Il 6 agosto carl brave, il 9 levante, ancora al castello!

Dopo Max Weinberg e Alessandro Quarta, il  Reggio Live Fest 2019 prosegue stasera con lo spettacolare live di Max Gazzè e la sua super band nella fantastica cornice di Piazza del Castello Aragonese. Insieme a Gazzè, i suoi affiatati musicisti: Giorgio Baldi (chitarre), Cristiano Micalizzi (batteria), Clemente Ferrari (tastiere) e il trombonista Max Dedo con una particolarissima sezione di fiati.

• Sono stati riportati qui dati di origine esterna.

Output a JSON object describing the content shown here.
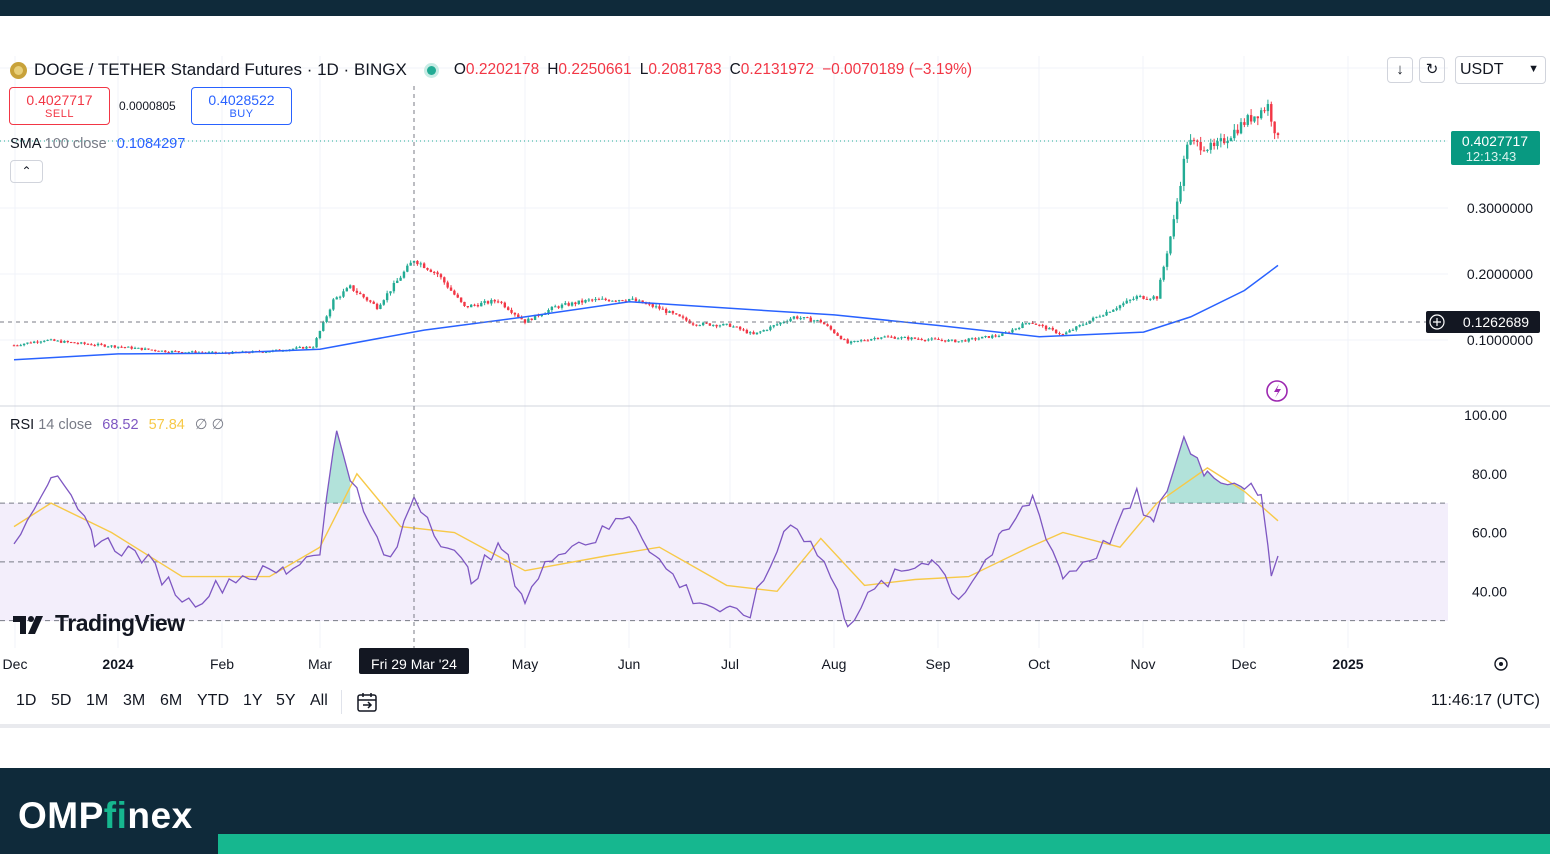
{
  "header": {
    "title": "DOGE / TETHER Standard Futures · 1D · BINGX",
    "ohlc": [
      {
        "k": "O",
        "v": "0.2202178"
      },
      {
        "k": "H",
        "v": "0.2250661"
      },
      {
        "k": "L",
        "v": "0.2081783"
      },
      {
        "k": "C",
        "v": "0.2131972"
      }
    ],
    "change": "−0.0070189 (−3.19%)"
  },
  "trade": {
    "sell_price": "0.4027717",
    "sell_label": "SELL",
    "spread": "0.0000805",
    "buy_price": "0.4028522",
    "buy_label": "BUY"
  },
  "sma_legend": {
    "name": "SMA",
    "params": "100 close",
    "value": "0.1084297"
  },
  "rsi_legend": {
    "name": "RSI",
    "params": "14 close",
    "rsi_value": "68.52",
    "ma_value": "57.84",
    "nulls": "∅ ∅"
  },
  "toolbar": {
    "currency": "USDT",
    "download_icon": "download-icon",
    "sync_icon": "sync-icon"
  },
  "branding": {
    "tradingview": "TradingView",
    "omp": "OMP",
    "fi": "fi",
    "nex": "nex"
  },
  "range_bar": {
    "buttons": [
      "1D",
      "5D",
      "1M",
      "3M",
      "6M",
      "YTD",
      "1Y",
      "5Y",
      "All"
    ],
    "clock": "11:46:17 (UTC)"
  },
  "colors": {
    "up": "#22ab94",
    "down": "#f23645",
    "sma": "#2962ff",
    "rsi": "#7e57c2",
    "rsi_ma": "#f7c948",
    "footer": "#0f2a3a",
    "accent": "#16b78f"
  },
  "chart_data": [
    {
      "type": "candlestick",
      "title": "DOGE / TETHER Standard Futures · 1D · BINGX",
      "x_ticks": [
        "Dec",
        "2024",
        "Feb",
        "Mar",
        "May",
        "Jun",
        "Jul",
        "Aug",
        "Sep",
        "Oct",
        "Nov",
        "Dec",
        "2025"
      ],
      "crosshair_date": "Fri 29 Mar '24",
      "crosshair_price": "0.1262689",
      "y_ticks": [
        "0.3000000",
        "0.2000000",
        "0.1000000"
      ],
      "ylim": [
        0.05,
        0.47
      ],
      "last_price": "0.4027717",
      "countdown": "12:13:43",
      "series": [
        {
          "name": "SMA 100 close",
          "points": [
            [
              "2023-12-01",
              0.07
            ],
            [
              "2024-01-01",
              0.079
            ],
            [
              "2024-02-01",
              0.08
            ],
            [
              "2024-03-01",
              0.086
            ],
            [
              "2024-04-01",
              0.115
            ],
            [
              "2024-05-01",
              0.135
            ],
            [
              "2024-06-01",
              0.158
            ],
            [
              "2024-07-01",
              0.148
            ],
            [
              "2024-08-01",
              0.138
            ],
            [
              "2024-09-01",
              0.122
            ],
            [
              "2024-10-01",
              0.105
            ],
            [
              "2024-11-01",
              0.112
            ],
            [
              "2024-11-15",
              0.135
            ],
            [
              "2024-12-01",
              0.175
            ],
            [
              "2024-12-11",
              0.213
            ]
          ]
        }
      ],
      "candles": [
        {
          "d": "2023-12-01",
          "c": 0.092
        },
        {
          "d": "2023-12-10",
          "c": 0.1
        },
        {
          "d": "2023-12-20",
          "c": 0.095
        },
        {
          "d": "2024-01-01",
          "c": 0.09
        },
        {
          "d": "2024-01-15",
          "c": 0.083
        },
        {
          "d": "2024-02-01",
          "c": 0.08
        },
        {
          "d": "2024-02-15",
          "c": 0.083
        },
        {
          "d": "2024-02-28",
          "c": 0.09
        },
        {
          "d": "2024-03-05",
          "c": 0.16
        },
        {
          "d": "2024-03-10",
          "c": 0.18
        },
        {
          "d": "2024-03-18",
          "c": 0.15
        },
        {
          "d": "2024-03-29",
          "c": 0.222
        },
        {
          "d": "2024-04-05",
          "c": 0.2
        },
        {
          "d": "2024-04-13",
          "c": 0.15
        },
        {
          "d": "2024-04-23",
          "c": 0.16
        },
        {
          "d": "2024-05-01",
          "c": 0.128
        },
        {
          "d": "2024-05-10",
          "c": 0.15
        },
        {
          "d": "2024-05-20",
          "c": 0.16
        },
        {
          "d": "2024-06-01",
          "c": 0.162
        },
        {
          "d": "2024-06-10",
          "c": 0.148
        },
        {
          "d": "2024-06-20",
          "c": 0.125
        },
        {
          "d": "2024-07-01",
          "c": 0.122
        },
        {
          "d": "2024-07-08",
          "c": 0.108
        },
        {
          "d": "2024-07-20",
          "c": 0.135
        },
        {
          "d": "2024-07-28",
          "c": 0.128
        },
        {
          "d": "2024-08-05",
          "c": 0.095
        },
        {
          "d": "2024-08-15",
          "c": 0.105
        },
        {
          "d": "2024-09-01",
          "c": 0.1
        },
        {
          "d": "2024-09-07",
          "c": 0.098
        },
        {
          "d": "2024-09-20",
          "c": 0.108
        },
        {
          "d": "2024-09-28",
          "c": 0.128
        },
        {
          "d": "2024-10-08",
          "c": 0.108
        },
        {
          "d": "2024-10-20",
          "c": 0.14
        },
        {
          "d": "2024-10-30",
          "c": 0.165
        },
        {
          "d": "2024-11-05",
          "c": 0.165
        },
        {
          "d": "2024-11-10",
          "c": 0.28
        },
        {
          "d": "2024-11-14",
          "c": 0.4
        },
        {
          "d": "2024-11-22",
          "c": 0.39
        },
        {
          "d": "2024-12-01",
          "c": 0.43
        },
        {
          "d": "2024-12-08",
          "c": 0.455
        },
        {
          "d": "2024-12-11",
          "c": 0.403
        }
      ]
    },
    {
      "type": "line",
      "title": "RSI 14 close",
      "y_ticks": [
        "100.00",
        "80.00",
        "60.00",
        "40.00"
      ],
      "ylim": [
        20,
        100
      ],
      "bands": [
        30,
        50,
        70
      ],
      "series": [
        {
          "name": "RSI 14 close",
          "points": [
            [
              "2023-12-01",
              58
            ],
            [
              "2023-12-12",
              80
            ],
            [
              "2023-12-25",
              58
            ],
            [
              "2024-01-08",
              52
            ],
            [
              "2024-01-22",
              36
            ],
            [
              "2024-02-05",
              45
            ],
            [
              "2024-02-20",
              47
            ],
            [
              "2024-03-01",
              55
            ],
            [
              "2024-03-06",
              95
            ],
            [
              "2024-03-14",
              66
            ],
            [
              "2024-03-22",
              49
            ],
            [
              "2024-03-29",
              73
            ],
            [
              "2024-04-06",
              58
            ],
            [
              "2024-04-15",
              45
            ],
            [
              "2024-04-24",
              55
            ],
            [
              "2024-05-01",
              37
            ],
            [
              "2024-05-11",
              55
            ],
            [
              "2024-05-22",
              58
            ],
            [
              "2024-06-01",
              67
            ],
            [
              "2024-06-10",
              50
            ],
            [
              "2024-06-20",
              38
            ],
            [
              "2024-07-01",
              32
            ],
            [
              "2024-07-07",
              33
            ],
            [
              "2024-07-19",
              65
            ],
            [
              "2024-07-29",
              50
            ],
            [
              "2024-08-05",
              30
            ],
            [
              "2024-08-15",
              42
            ],
            [
              "2024-08-30",
              52
            ],
            [
              "2024-09-07",
              38
            ],
            [
              "2024-09-20",
              58
            ],
            [
              "2024-09-29",
              72
            ],
            [
              "2024-10-08",
              45
            ],
            [
              "2024-10-20",
              55
            ],
            [
              "2024-10-30",
              72
            ],
            [
              "2024-11-04",
              62
            ],
            [
              "2024-11-13",
              92
            ],
            [
              "2024-11-20",
              80
            ],
            [
              "2024-12-01",
              77
            ],
            [
              "2024-12-06",
              70
            ],
            [
              "2024-12-09",
              48
            ],
            [
              "2024-12-11",
              52
            ]
          ]
        },
        {
          "name": "RSI-based MA",
          "points": [
            [
              "2023-12-01",
              62
            ],
            [
              "2023-12-12",
              70
            ],
            [
              "2023-12-30",
              60
            ],
            [
              "2024-01-20",
              45
            ],
            [
              "2024-02-15",
              45
            ],
            [
              "2024-03-01",
              55
            ],
            [
              "2024-03-12",
              80
            ],
            [
              "2024-03-25",
              62
            ],
            [
              "2024-04-10",
              60
            ],
            [
              "2024-05-01",
              47
            ],
            [
              "2024-05-25",
              52
            ],
            [
              "2024-06-10",
              55
            ],
            [
              "2024-06-30",
              42
            ],
            [
              "2024-07-15",
              40
            ],
            [
              "2024-07-28",
              58
            ],
            [
              "2024-08-10",
              42
            ],
            [
              "2024-08-25",
              44
            ],
            [
              "2024-09-10",
              45
            ],
            [
              "2024-09-28",
              55
            ],
            [
              "2024-10-08",
              60
            ],
            [
              "2024-10-25",
              55
            ],
            [
              "2024-11-05",
              70
            ],
            [
              "2024-11-20",
              82
            ],
            [
              "2024-12-01",
              74
            ],
            [
              "2024-12-11",
              64
            ]
          ]
        }
      ]
    }
  ]
}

Il concerto avrà inizio alle ore 21.30. I biglietti al prezzo unico di euro 23, ridottissimo come sottolinea il promoter Ruggero Pegna, sono disponibili nei punti Ticketone (Reggio: B’Art), online su www.ticketone.it e presso la biglietteria del Castello dalle ore 18.30 in poi (lato ingresso).

“Sarà una grande festa di musica, un concerto bellissimo!”, afferma il promoter. L’imponente palcoscenico coperto è stato già montato davanti al Castello Aragonese che farà da sfondo davvero unico e speciale. La piazza sarà chiusa da ogni via d’accesso e si potrà accedere dalle ore 19.30 muniti del biglietto. All’interno sono stati predisposti servizi igienici e sanitari.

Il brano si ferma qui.